The Texas governor’s office is defending Abbott’s handling of the Trump U case and denying that the &35,000 donation Trump gave to Abbott’s 2014 gubernatorial campaign was any sort of quid pro quo.
“The Texas Attorney Generals office investigated Trump U and its demands were met – Trump U was forced out of Texas and consumers were protected. It’s absurd to suggest any connection between a case that has been closed and a donation to Governor Abbott four years later,” Matt Hirsch, the governor’s communications director, said in a statement.
Friday afternoon the the Attorney General’s office, now led by Ken Paxton, also sent Owens a cease and desist letter alleging that the former staffer was sharing “privileged and private information from state records.” It said that since Owens served as a lawyer, he violated various laws relating to his responsibilities as a fiduciary.
“A lawyer shall not reveal a former client’s confidential information to anyone other than the client, the client’s representatives, or the employees of the layer’s law firm,” the letter said.
Owens responded to the letter in the Houston Chronicle over the weekend.
“I think the information I provided to the press was important and needed to be shared with the public,” he told the Chronicle, adding, “I stand by everything I have said, and everything I have said is true and correct.”
Additionally, Morales, the deputy attorney general for civil litigation at the time, said that it was his decision, not Abbott’s, to conclude the investigation the way it was.

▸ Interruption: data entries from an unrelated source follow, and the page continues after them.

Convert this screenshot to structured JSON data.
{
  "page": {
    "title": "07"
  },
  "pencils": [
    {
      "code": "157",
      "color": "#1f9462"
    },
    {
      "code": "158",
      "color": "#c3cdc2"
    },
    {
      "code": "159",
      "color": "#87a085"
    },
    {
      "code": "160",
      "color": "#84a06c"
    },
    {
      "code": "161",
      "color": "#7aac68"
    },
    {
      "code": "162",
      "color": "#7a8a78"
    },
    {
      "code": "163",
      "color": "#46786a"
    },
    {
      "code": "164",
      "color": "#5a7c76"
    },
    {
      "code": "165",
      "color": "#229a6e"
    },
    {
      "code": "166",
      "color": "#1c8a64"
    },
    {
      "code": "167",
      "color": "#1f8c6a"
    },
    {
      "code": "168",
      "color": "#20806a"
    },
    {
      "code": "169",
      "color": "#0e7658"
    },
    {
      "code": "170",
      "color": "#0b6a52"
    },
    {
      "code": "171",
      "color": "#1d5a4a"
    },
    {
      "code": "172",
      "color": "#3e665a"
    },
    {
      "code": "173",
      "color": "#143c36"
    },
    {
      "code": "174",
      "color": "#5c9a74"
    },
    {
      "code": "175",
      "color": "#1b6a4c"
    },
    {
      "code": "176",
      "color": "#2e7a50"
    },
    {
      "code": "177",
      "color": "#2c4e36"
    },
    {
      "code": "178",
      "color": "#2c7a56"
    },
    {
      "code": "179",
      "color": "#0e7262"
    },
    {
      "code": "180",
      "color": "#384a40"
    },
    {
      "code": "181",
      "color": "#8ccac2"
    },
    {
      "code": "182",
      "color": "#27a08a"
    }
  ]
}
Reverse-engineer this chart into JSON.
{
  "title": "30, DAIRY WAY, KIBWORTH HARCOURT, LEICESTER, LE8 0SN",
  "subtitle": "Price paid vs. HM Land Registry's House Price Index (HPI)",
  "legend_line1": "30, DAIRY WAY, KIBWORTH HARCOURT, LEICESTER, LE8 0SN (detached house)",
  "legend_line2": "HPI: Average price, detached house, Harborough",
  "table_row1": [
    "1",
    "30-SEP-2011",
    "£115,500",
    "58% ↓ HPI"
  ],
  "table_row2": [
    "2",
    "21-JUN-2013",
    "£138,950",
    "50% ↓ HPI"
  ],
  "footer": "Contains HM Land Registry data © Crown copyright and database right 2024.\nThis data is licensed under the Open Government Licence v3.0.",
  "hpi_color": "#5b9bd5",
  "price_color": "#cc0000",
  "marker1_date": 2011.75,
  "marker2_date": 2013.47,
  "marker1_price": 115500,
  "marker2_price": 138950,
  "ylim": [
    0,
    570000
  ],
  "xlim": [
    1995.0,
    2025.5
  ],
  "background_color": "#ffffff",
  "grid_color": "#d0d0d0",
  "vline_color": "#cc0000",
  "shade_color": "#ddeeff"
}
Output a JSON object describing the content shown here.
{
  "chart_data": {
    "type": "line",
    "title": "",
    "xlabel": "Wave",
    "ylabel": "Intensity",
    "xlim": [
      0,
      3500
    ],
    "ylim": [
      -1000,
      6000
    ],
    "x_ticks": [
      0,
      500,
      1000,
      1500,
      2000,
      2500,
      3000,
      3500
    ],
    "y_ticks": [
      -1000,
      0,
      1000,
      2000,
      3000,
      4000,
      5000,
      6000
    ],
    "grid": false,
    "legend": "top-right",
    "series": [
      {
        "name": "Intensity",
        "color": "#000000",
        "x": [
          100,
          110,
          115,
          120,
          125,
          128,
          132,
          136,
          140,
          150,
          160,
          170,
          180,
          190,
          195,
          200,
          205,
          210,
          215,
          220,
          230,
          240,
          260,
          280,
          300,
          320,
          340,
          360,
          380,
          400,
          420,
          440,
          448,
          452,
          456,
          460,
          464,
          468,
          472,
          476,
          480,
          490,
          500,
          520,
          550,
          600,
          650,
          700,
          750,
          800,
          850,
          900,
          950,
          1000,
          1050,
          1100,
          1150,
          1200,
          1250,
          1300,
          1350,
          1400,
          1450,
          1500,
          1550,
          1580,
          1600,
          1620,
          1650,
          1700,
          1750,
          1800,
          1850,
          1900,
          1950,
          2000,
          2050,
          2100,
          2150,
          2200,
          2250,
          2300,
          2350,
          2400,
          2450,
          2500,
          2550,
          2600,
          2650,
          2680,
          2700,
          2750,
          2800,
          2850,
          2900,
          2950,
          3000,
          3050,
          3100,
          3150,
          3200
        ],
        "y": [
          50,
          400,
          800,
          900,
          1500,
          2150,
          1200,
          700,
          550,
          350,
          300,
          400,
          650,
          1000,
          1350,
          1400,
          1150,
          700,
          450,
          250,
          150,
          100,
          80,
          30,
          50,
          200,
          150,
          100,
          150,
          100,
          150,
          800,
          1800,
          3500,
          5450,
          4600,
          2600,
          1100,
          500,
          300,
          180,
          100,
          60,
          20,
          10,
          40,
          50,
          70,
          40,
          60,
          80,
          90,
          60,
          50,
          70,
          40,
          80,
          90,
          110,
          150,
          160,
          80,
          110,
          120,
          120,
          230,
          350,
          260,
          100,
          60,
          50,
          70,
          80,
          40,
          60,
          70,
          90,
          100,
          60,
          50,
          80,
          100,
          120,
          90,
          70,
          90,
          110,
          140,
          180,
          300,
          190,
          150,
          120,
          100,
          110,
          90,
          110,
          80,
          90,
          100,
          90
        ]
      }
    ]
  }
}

“During that investigation and following subsequent demands for documents, Trump University agreed to temporarily suspended its Texas operations. By May 2010, Trump University had agreed to permanently suspend of all operations in Texas,” Morales said in a letter to the editor submitted to the Dallas Morning News and Houston Chronicle. “That agreement to permanently and immediately leave Texas was, in my opinion, the most important element of resolving this investigation. It ensured that no further Texas citizens would be exposed to the company and it did not preclude those consumers who felt they wanted a refund to demand it from Trump University or in court.”
He added that he did not discuss the decision with Abbott until after it had been made. Owens said Morales had also contacted personally him last week to say the decision was his.
“They could have reversed him and the bottom line is, they can spin it all they want, they collectively made this decision,” Owens said. “They treated him differently because he is Donald Trump. They swept it under the rug.”
As for the argument that Abbott’s office chased Trump U out of Texas, Owens counters that the program had stopped its operations while the investigation was still ongoing, as Morales statement also hints. This is normally the case with investigations like the one into Trump U, Owens said, and at the very least they would usually end with a more formal injunction, in addition to a monetary settlement to pay back the consumers defrauded.
“Once they got our first subpoena, the first thing the lawyers said was, ‘Okay, we’ll stop doing business in Texas.’ That’s common. We didn’t do anything,” Owens said. “In no other case of this magnitude did we leave consumers with $2.6 million out-of-pocket, some of them their life savings, high and dry like this.”